Not sure about a 4 wire. Most don't go through the extra trouble for it.
The one wire has no heater and single signal wire back to the ecm. Ground though the body of the sensor.
On a three wire there's a 12v that hooks up to acc for the heater, a ground wire for the heater and a signal wire. The ground for the signal is done through the sensor body.
On a 4 wire, there's heater power and ground, signal wire and the forth is a dedicated ground back to the ecm.
To use a 4 wire in a system originally a 1 wire you would have to run a wire back to the ecm and see if it uses s dedicated pin for o2 sensor or ground the 4th wire somewhere out in the engine bay to mimic the stock ground path.

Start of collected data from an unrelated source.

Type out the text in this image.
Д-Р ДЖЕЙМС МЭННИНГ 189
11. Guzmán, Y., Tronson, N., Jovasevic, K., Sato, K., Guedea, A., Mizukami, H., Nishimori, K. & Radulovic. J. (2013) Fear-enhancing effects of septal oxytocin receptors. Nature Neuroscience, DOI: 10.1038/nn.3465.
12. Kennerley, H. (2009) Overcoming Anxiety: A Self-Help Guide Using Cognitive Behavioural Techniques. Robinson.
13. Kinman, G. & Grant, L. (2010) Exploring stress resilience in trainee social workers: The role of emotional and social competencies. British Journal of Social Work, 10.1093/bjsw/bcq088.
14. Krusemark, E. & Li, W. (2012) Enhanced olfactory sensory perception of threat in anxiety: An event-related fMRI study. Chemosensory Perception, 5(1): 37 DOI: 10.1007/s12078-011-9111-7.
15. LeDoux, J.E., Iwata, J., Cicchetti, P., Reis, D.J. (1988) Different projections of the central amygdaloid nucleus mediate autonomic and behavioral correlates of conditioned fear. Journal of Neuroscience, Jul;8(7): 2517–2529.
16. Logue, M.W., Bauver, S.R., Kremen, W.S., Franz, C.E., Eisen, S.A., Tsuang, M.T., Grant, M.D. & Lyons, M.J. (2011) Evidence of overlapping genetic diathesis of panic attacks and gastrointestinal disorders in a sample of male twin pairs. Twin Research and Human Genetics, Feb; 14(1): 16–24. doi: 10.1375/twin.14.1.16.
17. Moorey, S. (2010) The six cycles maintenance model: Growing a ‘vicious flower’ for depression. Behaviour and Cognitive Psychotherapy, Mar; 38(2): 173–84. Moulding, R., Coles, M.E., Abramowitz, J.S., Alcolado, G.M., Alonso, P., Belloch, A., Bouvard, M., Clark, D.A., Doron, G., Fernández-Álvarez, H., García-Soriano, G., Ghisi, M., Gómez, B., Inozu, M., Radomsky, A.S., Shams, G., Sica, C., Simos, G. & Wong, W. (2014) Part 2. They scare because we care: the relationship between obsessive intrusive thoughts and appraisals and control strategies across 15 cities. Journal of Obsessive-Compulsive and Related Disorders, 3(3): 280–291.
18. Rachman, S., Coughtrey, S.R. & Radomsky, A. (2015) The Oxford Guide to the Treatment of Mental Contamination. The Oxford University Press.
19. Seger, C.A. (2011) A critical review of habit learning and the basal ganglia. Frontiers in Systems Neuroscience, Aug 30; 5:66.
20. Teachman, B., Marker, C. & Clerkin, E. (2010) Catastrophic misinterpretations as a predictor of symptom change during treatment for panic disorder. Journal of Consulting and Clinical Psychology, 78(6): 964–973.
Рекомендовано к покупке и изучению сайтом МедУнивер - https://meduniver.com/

Signal should be the same. All narrow band sensors range from .2-.8 volts IIRC and use the same rare element voltage production method.
A 1, 2, 3 or 4 wire is no more or less accurate than the other. OEM's are all narrow band sensors that works around stoich but not much else. The most tangible benefit of a sensor incorporating a heater is sooner into closed loop operation or the ability to mount it further away from the exhaust port.
In the case of sooner into closed loop in a stock location, you're talking a few minutes at best. A stock location is selected by the OEM engineers in consideration of getting the exhaust gas to get the O2 sensor up to temp quickly (316 C) and keeping it above that temp.
When relocating further away from the exhaust port (ie: aftermarket headers), the difference is (or can be) significant. Sometimes its the only way to keep the sensor hot enough to function due to thermal losses over the extra length of pipe and the reduced thickness of tube headers over cast manifolds.